Ramírez estaría relacionada con un proffer agreement ante una oficina del Departamento de Justicia en San Diego, mecanismo mediante el cual podría evaluarse información que eventualmente entregaría a las autoridades.
Hasta ahora no se ha precisado qué investigación estaría detrás del procedimiento, qué información podría aportar la morenista ni qué eventual beneficio estaría buscando.
El episodio adquiere una dimensión política adicional por la trayectoria que Ramírez ha construido junto a Marina del Pilar.
Antes de llegar al Senado, Ramírez fue secretaria particular de Ávila durante su administración municipal en Mexicali y posteriormente continuó avanzando dentro de Morena.
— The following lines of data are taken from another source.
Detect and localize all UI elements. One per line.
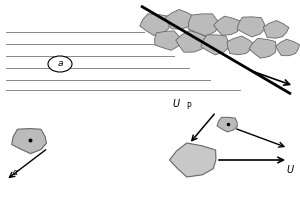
Polygon shape: [176, 31, 207, 52]
Polygon shape: [166, 10, 194, 29]
Text: P: P: [186, 102, 190, 111]
Polygon shape: [154, 31, 181, 50]
Polygon shape: [188, 14, 219, 36]
Polygon shape: [169, 143, 216, 177]
Polygon shape: [276, 39, 299, 56]
Polygon shape: [227, 36, 254, 55]
Text: U: U: [286, 165, 294, 175]
Text: U: U: [172, 99, 180, 109]
Polygon shape: [201, 35, 229, 55]
Polygon shape: [214, 16, 240, 35]
Text: a: a: [57, 60, 63, 68]
Polygon shape: [12, 129, 46, 154]
Circle shape: [48, 56, 72, 72]
Polygon shape: [217, 117, 237, 132]
Polygon shape: [237, 17, 265, 37]
Polygon shape: [263, 21, 289, 38]
Text: $\alpha$: $\alpha$: [12, 168, 19, 177]
Polygon shape: [249, 38, 276, 58]
Polygon shape: [140, 14, 169, 35]
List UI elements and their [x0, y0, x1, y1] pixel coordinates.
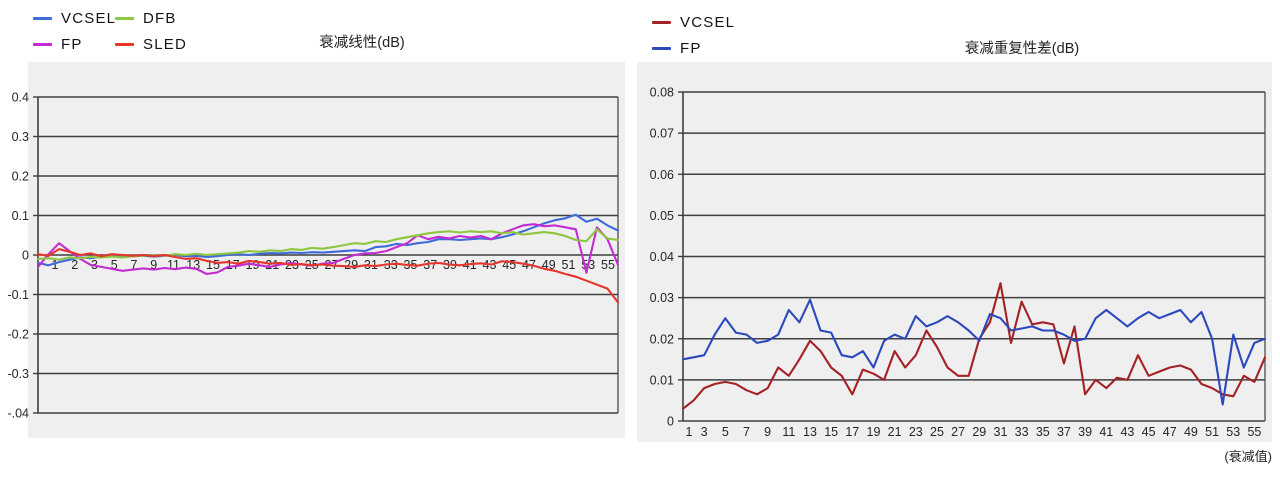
legend-label: VCSEL — [680, 14, 736, 31]
legend-item-vcsel: VCSEL — [33, 10, 115, 27]
x-tick-label: 7 — [743, 425, 750, 439]
x-tick-label: 7 — [131, 258, 138, 272]
y-tick-label: 0.03 — [650, 291, 674, 305]
x-tick-label: 51 — [1205, 425, 1219, 439]
legend-label: FP — [680, 40, 702, 57]
x-tick-label: 45 — [502, 258, 516, 272]
legend-label: DFB — [143, 10, 177, 27]
chart-0: 0.40.30.20.10-0.1-0.2-0.3-.041 2 3 5 7 9 11 13 1… — [7, 91, 620, 421]
y-tick-label: 0.01 — [650, 373, 674, 387]
y-tick-label: 0 — [22, 249, 29, 263]
x-tick-label: 21 — [888, 425, 902, 439]
series-fp-line — [681, 298, 1267, 406]
series-fp-line — [36, 223, 620, 276]
x-tick-label: 29 — [344, 258, 358, 272]
y-tick-label: 0.05 — [650, 209, 674, 223]
legend-item-dfb: DFB — [115, 10, 187, 27]
x-tick-label: 49 — [1184, 425, 1198, 439]
y-tick-label: 0.02 — [650, 332, 674, 346]
legend-label: SLED — [143, 36, 187, 53]
y-tick-label: -0.1 — [7, 288, 29, 302]
legend-item-fp: FP — [652, 40, 735, 57]
x-tick-label: 25 — [930, 425, 944, 439]
x-tick-label: 19 — [867, 425, 881, 439]
x-tick-label: 11 — [782, 425, 795, 439]
y-tick-label: 0.1 — [12, 209, 29, 223]
series-sled-line — [36, 248, 620, 304]
y-tick-label: -.04 — [7, 407, 29, 421]
x-tick-label: 23 — [909, 425, 923, 439]
x-tick-label: 35 — [1036, 425, 1050, 439]
dfb-line-swatch-icon — [115, 17, 134, 20]
x-tick-label: 9 — [150, 258, 157, 272]
y-tick-label: 0.06 — [650, 168, 674, 182]
x-tick-label: 17 — [845, 425, 859, 439]
vcsel-line-swatch-icon — [652, 21, 671, 24]
series-vcsel-line — [681, 282, 1267, 410]
repeatability-chart-title: 衰减重复性差(dB) — [964, 41, 1080, 57]
x-tick-label: 41 — [1099, 425, 1113, 439]
y-tick-label: -0.2 — [7, 328, 29, 342]
linearity-plot-panel — [28, 62, 625, 438]
x-tick-label: 53 — [1226, 425, 1240, 439]
x-tick-label: 55 — [601, 258, 615, 272]
x-tick-label: 55 — [1247, 425, 1261, 439]
legend-item-sled: SLED — [115, 36, 187, 53]
x-tick-label: 2 — [71, 258, 78, 272]
fp-line-swatch-icon — [33, 43, 52, 46]
x-tick-label: 37 — [423, 258, 437, 272]
x-tick-label: 47 — [1163, 425, 1177, 439]
legend-item-fp: FP — [33, 36, 115, 53]
x-tick-label: 43 — [1120, 425, 1134, 439]
legend-item-vcsel: VCSEL — [652, 14, 735, 31]
y-tick-label: 0.2 — [12, 170, 29, 184]
legend-label: VCSEL — [61, 10, 117, 27]
x-tick-label: 5 — [722, 425, 729, 439]
repeatability-legend: VCSEL FP — [652, 14, 735, 57]
x-tick-label: 1 — [686, 425, 693, 439]
repeatability-plot-panel — [637, 62, 1272, 442]
y-tick-label: 0 — [667, 415, 674, 429]
x-tick-label: 3 — [701, 425, 708, 439]
y-tick-label: 0.08 — [650, 86, 674, 100]
linearity-chart-title: 衰减线性(dB) — [319, 35, 405, 51]
x-tick-label: 33 — [1015, 425, 1029, 439]
y-tick-label: -0.3 — [7, 367, 29, 381]
x-tick-label: 21 — [265, 258, 279, 272]
fp-line-swatch-icon — [652, 47, 671, 50]
y-tick-label: 0.04 — [650, 250, 674, 264]
x-tick-label: 13 — [803, 425, 817, 439]
x-tick-label: 45 — [1142, 425, 1156, 439]
y-tick-label: 0.4 — [12, 91, 29, 105]
x-tick-label: 9 — [764, 425, 771, 439]
x-tick-label: 27 — [951, 425, 965, 439]
linearity-legend: VCSEL DFB FP SLED — [33, 10, 187, 53]
x-tick-label: 15 — [824, 425, 838, 439]
x-tick-label: 39 — [1078, 425, 1092, 439]
y-tick-label: 0.3 — [12, 130, 29, 144]
x-tick-label: 31 — [994, 425, 1008, 439]
x-tick-label: 15 — [206, 258, 220, 272]
x-tick-label: 29 — [972, 425, 986, 439]
legend-label: FP — [61, 36, 83, 53]
x-tick-label: 37 — [1057, 425, 1071, 439]
y-tick-label: 0.07 — [650, 127, 674, 141]
x-axis-unit-note: (衰减值) — [1224, 449, 1272, 464]
x-tick-label: 51 — [562, 258, 576, 272]
vcsel-line-swatch-icon — [33, 17, 52, 20]
x-tick-label: 5 — [111, 258, 118, 272]
sled-line-swatch-icon — [115, 43, 134, 46]
x-tick-label: 1 — [52, 258, 59, 272]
La gobernadora de Baja California también ha enfrentado controversias relacionadas con Estados Unidos, entre ellas el retiro de su visa y sus propias declaraciones sobre intentos de cooperación con autoridades de ese país.
Estos antecedentes, por sí mismos, no demuestran que exista una investigación común ni permiten establecer una conexión jurídica entre las situaciones de ambas políticas.
Para Ramírez, los cuestionamientos llegan mientras busca posicionarse rumbo a la sucesión estatal de 2027.
A ello se suma la controversia por su promoción política, después de que la autoridad electoral ordenara retirar propaganda tras una denuncia por presuntos actos anticipados de campaña.
El escenario deja dos frentes abiertos para la aspirante: avanzar en la competencia política por Baja California y aclarar los señalamientos sobre su supuesto acercamiento con autoridades de Estados Unidos.